My mum and dad agreed that it was important for my dad to be happy, so they took the risk, and he left his job to re-train as a nursery nurse. I didn't realise at the time how hard this was for them financially, and it would have been so easy to have decided not to do this to keep the money coming in.
So, in the mid-seventies and in the same week that I started school, my dad went back to college, aged 31, to study for the Nursery Nurse Examination Board Certificate. When he walked into Thomas Danby college on his first day, he discovered that he was the only man out of 120 students. At the time, I imagine it must have been a brave choice and will have attracted judgement, but he took it in his stride.
He mainly was welcomed, something he felt wouldn't have been the case for a woman entering a male-dominated profession. My mum told me of only two occasions when he felt left out or treated differently:
- One Leeds maternity unit refused him entry to study because he was a man, but then another maternity hospital welcomed him.
- The course tutor offered to excuse him from the sewing assignment, where the students were asked to make an outfit for a doll. He was having none this and made a corduroy trouser suit complete with a knitted jumper. He finished with an 'A' in sewing, and later went on to make our clothes.
My dad became the first man in Leeds to qualify as a nursery nurse and started his new role at Lovell Park Day Nursery. A couple of years later, he was promoted to deputy officer-in-charge at Burley Park Nursery.
In the early 1980s, Leeds Social Services expanded the number of day nurseries in the city. In 1981, he was successful in his application to become the officer-in-charge of his own day nursery. He was the first man in the UK to do so. This was noteworthy enough to be featured in the news, including The Guardian and Daily Express newspapers and the local news show, Look North. He cringed every time we played that segment back on video.
Although I've often played it safe within my career, I now see this as an important lesson about being open about what you want to do and taking a chance on it.
Do What You Love - It's Not Always About Money
My dad had a long career in childcare and child development and enjoyed his job enormously. A time came when he was offered the opportunity to become the area manager, taking responsibility for Leeds' Day Nurseries.

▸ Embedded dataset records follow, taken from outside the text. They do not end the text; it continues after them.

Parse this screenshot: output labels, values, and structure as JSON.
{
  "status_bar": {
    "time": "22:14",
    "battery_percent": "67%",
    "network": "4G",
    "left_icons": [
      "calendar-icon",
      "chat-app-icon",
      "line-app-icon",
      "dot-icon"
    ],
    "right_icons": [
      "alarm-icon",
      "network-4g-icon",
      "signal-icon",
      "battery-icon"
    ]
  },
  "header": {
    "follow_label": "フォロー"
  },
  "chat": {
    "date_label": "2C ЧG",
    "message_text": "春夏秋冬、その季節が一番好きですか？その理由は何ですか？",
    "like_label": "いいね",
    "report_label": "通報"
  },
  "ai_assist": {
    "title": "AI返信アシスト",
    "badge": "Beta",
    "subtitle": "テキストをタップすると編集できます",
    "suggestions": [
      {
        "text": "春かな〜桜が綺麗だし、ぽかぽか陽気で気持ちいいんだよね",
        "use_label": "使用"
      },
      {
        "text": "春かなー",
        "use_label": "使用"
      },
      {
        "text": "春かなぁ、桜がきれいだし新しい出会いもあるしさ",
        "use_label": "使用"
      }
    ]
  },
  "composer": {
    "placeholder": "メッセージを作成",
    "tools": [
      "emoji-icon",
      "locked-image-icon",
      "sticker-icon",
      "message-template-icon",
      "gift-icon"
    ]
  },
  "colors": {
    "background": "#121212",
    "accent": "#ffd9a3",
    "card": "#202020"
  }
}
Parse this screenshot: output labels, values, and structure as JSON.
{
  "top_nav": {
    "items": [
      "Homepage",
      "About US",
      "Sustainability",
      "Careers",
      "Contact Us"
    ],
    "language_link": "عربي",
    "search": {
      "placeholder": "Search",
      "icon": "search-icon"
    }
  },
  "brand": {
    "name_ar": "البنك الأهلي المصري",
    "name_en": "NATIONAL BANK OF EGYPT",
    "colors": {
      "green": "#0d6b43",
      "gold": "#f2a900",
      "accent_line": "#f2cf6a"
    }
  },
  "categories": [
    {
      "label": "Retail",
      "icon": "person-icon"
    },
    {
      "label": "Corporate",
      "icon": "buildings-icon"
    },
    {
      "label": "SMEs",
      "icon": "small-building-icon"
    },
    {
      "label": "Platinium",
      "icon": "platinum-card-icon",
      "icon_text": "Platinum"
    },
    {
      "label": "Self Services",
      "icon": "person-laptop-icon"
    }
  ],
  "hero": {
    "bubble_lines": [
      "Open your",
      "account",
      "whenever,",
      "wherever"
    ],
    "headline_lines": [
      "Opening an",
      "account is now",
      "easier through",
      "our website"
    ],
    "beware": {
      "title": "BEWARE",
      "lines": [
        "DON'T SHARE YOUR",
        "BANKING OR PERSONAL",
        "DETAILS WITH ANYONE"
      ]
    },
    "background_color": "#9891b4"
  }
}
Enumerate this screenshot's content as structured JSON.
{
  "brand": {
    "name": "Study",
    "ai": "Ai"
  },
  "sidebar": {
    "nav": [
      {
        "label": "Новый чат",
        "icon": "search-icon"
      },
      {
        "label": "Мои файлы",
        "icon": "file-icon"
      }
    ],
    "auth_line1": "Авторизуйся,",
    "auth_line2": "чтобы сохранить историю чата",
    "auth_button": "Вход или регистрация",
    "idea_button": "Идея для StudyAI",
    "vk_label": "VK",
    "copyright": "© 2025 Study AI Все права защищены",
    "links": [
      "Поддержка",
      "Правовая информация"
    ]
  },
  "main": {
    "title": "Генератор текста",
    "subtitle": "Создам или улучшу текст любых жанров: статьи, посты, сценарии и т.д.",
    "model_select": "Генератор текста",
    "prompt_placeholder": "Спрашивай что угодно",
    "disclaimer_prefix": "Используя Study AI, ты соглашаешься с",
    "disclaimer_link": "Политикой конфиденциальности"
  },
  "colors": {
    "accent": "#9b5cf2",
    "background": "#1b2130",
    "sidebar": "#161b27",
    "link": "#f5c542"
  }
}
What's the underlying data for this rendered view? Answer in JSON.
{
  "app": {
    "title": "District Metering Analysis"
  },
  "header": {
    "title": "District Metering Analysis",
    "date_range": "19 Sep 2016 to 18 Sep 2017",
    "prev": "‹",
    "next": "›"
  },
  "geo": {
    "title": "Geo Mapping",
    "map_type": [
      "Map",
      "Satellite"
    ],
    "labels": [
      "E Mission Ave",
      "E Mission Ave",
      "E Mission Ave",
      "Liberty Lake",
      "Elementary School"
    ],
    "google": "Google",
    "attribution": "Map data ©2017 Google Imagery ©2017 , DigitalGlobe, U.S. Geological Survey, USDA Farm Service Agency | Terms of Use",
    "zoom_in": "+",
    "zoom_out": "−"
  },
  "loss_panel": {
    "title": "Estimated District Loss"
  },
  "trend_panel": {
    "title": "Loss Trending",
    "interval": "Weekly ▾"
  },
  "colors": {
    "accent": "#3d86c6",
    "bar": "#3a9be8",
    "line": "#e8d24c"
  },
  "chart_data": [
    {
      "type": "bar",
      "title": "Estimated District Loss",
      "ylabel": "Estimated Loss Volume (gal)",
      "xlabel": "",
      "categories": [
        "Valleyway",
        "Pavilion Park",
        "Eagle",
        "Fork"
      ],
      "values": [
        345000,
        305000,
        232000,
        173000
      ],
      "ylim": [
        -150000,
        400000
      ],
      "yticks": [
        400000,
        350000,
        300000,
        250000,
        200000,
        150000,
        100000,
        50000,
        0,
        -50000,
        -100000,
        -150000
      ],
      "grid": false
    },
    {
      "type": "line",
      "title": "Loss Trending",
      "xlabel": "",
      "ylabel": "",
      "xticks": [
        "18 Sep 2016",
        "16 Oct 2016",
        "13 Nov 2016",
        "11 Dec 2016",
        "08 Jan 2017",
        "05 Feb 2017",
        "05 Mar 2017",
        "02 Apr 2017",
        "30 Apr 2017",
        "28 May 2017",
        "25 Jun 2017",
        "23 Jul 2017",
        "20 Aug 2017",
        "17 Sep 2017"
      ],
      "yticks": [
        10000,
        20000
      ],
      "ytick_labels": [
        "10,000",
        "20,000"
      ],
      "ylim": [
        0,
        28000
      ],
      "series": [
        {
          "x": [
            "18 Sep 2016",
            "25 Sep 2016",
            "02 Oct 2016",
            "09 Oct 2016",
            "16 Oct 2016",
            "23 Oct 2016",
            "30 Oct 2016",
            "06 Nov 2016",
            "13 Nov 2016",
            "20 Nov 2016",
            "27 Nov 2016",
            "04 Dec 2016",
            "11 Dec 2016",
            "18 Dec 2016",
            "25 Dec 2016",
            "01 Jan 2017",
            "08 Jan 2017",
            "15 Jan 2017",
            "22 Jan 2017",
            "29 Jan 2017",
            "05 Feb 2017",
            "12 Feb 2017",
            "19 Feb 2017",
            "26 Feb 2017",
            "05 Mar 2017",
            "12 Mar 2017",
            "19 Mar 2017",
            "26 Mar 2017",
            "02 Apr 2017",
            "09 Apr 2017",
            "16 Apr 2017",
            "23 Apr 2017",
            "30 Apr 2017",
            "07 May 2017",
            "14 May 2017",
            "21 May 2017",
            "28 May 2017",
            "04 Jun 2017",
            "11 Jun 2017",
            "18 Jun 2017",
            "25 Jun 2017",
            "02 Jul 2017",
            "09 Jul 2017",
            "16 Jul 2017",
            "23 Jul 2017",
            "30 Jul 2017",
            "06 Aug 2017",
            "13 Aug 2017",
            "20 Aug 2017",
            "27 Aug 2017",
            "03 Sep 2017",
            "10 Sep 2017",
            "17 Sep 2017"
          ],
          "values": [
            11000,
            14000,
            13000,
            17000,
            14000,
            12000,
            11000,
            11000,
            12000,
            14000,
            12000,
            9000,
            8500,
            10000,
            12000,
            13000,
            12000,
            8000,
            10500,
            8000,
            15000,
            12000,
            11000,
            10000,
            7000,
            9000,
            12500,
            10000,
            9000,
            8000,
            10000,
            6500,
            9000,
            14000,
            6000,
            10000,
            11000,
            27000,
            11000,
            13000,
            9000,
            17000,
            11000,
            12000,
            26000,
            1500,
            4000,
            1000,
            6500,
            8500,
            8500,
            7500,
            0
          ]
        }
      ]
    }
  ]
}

The pound signs appeared in front of my brother's and my eyes. We could have a better car and holidays. Things were moving up, and we urged him to take it and fully expected him to.
Except he didn't and declined the offer. "What was he thinking?" my brother and I thought.
But, my dad got into this field because of his passion for caring for children, helping them learn and develop.
If he were to take the job, it would mean more money, but it would be more managerial and take him away from the work he loved. It wasn't something that he wanted to do.
We were, of course, disappointed. But, as I've grown up, I admire his decision.
Whenever I feel that I should be making or planning a step up or find myself comparing myself unfavourably with others, my dad's example reminds me to think about what's important to me and what I want to do. I feel that this has helped me become more content and focussed on the present.
As I look back at what I learned from my dad, what strikes me most isn't the help that I got or the advice he gave. It's that we learn so much from seeing people's actions.
The most important lessons I learned were from what my dad did, his principles, and how he carried himself. It's a point that's valid for all of us as leaders, parents, or people.
I'm immensely proud of all that my dad achieved, and it's been wonderful to take some time to pause and reflect on writing this article.